Bessie Bell Collier Ellery (April 3, 1885 – April 4, 1969) was an American violinist. She was also original owner, with her husband William Ellery, of Dreamhome, a summer estate in Maine.

== Early life ==
Bessie Bell Collier was born in Cohasset, Massachusetts, the eldest of five children born to Edmund Pomeroy Collier and Ella Bell Sargent Collier. From ages 8 to 18, she studied violin with Franz Kneisel. She was already known for her musical skills and performing at concerts by age 10. As a young woman she played the violin at society events in Cohasset, with her sister Grace Anna playing piano.

== Career ==
Bessie Bell Collier was a violinist. She made her professional debut at Steinert Hall in Boston in 1905. She appeared as a soloist with the Boston Symphony, the New York Symphony, the St. Paul Symphony, and others. In 1910–1911 she was a soloist at Walter Damrosch's Philharmonic Concerts for Young People. "Miss Collier's ability does not lie in digital expertness, nor in a precise articulation of the bow," commented The Boston Globe in 1912. "Her playing indicates a refined mind, sensibility to emotion, and a respect for her instrument as a medium for interpretation rather than of mere display."

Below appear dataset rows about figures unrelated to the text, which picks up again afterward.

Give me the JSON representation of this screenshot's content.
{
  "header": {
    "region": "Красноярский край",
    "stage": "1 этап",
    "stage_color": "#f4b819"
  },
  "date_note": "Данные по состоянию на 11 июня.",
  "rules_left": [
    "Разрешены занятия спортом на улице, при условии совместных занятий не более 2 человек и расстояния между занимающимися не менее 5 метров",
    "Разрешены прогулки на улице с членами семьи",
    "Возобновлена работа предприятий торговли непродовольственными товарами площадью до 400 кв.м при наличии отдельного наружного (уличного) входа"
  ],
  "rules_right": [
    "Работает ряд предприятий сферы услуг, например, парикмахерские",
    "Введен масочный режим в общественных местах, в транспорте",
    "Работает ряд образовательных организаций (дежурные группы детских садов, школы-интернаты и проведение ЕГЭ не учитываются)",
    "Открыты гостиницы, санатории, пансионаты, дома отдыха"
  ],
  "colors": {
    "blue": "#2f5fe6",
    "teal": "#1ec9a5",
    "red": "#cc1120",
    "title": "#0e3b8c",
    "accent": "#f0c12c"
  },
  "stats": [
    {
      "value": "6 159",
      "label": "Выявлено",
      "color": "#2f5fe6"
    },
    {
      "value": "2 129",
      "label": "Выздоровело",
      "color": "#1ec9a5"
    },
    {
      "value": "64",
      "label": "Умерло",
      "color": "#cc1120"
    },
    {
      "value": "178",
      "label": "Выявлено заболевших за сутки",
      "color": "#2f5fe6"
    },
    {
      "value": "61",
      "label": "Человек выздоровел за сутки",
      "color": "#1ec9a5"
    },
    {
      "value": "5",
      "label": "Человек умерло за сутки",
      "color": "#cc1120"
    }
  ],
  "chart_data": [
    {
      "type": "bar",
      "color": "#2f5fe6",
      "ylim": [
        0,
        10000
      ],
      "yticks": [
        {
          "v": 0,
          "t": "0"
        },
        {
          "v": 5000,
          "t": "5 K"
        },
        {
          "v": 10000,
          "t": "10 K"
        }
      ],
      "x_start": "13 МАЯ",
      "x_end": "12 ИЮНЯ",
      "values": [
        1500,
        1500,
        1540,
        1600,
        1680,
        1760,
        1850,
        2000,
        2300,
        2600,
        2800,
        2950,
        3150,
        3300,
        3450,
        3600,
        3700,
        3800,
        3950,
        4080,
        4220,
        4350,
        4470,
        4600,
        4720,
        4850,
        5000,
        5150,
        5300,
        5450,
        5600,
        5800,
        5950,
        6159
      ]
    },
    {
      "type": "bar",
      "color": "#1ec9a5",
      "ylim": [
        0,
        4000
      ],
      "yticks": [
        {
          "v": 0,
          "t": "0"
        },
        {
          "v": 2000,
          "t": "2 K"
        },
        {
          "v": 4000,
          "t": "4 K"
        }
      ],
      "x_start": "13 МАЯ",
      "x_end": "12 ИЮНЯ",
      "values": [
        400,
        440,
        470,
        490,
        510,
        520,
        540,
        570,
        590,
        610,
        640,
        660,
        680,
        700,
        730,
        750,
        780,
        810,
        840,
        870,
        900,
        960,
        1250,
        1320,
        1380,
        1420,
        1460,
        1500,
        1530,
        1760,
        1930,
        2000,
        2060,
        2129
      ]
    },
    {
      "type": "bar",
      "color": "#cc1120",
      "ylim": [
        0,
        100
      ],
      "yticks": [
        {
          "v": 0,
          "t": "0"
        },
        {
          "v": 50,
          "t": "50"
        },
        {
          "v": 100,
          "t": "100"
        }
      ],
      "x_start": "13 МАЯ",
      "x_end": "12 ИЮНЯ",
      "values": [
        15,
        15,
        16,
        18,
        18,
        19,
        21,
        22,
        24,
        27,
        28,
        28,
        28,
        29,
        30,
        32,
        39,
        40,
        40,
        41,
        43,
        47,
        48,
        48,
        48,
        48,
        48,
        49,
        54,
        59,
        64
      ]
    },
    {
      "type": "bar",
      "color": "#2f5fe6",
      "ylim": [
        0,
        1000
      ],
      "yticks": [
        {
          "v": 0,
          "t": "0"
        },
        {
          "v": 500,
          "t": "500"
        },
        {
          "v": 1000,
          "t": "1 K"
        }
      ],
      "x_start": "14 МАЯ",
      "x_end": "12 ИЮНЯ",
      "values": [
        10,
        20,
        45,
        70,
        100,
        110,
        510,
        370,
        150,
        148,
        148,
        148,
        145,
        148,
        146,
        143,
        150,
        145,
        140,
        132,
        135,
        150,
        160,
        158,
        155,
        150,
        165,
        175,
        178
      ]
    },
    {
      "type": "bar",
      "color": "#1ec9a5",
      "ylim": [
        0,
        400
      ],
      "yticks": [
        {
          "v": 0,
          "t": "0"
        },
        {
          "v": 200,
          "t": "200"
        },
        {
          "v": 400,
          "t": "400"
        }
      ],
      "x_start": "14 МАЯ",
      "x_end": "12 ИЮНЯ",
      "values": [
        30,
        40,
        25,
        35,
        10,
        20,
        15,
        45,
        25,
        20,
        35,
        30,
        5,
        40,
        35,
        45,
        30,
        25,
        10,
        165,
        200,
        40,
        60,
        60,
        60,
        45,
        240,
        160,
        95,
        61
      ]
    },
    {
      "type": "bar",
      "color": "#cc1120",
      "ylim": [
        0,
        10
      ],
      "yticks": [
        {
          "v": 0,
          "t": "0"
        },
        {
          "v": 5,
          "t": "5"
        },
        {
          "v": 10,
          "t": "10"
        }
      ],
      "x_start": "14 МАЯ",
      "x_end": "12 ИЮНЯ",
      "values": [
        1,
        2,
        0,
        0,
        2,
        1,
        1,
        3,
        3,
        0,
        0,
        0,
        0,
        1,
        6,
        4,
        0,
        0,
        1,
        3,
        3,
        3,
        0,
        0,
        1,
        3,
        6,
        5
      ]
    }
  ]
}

In 1913 Collier and singer Marie Sundelius gave a benefit concert to raise funds for the American Red Cross for flood victims. She gave benefit concerts during World War I for the French Wounded Fund. She also funded a scholarship for women students of her old teacher, Franz Kneisel, when he taught at Kneisel Hall in Blue Hill, Maine.

The Ellerys built Dreamhome, a summer estate in Woodstock, Maine, in 1916. They wrote about their gardens for botanical publications.

== Personal life ==
Bessie Bell Collier married Boston wool merchant William Ellery in 1914, in Boston. She was widowed when William died in 1961. She died in 1969, aged 84 years, in Massachusetts.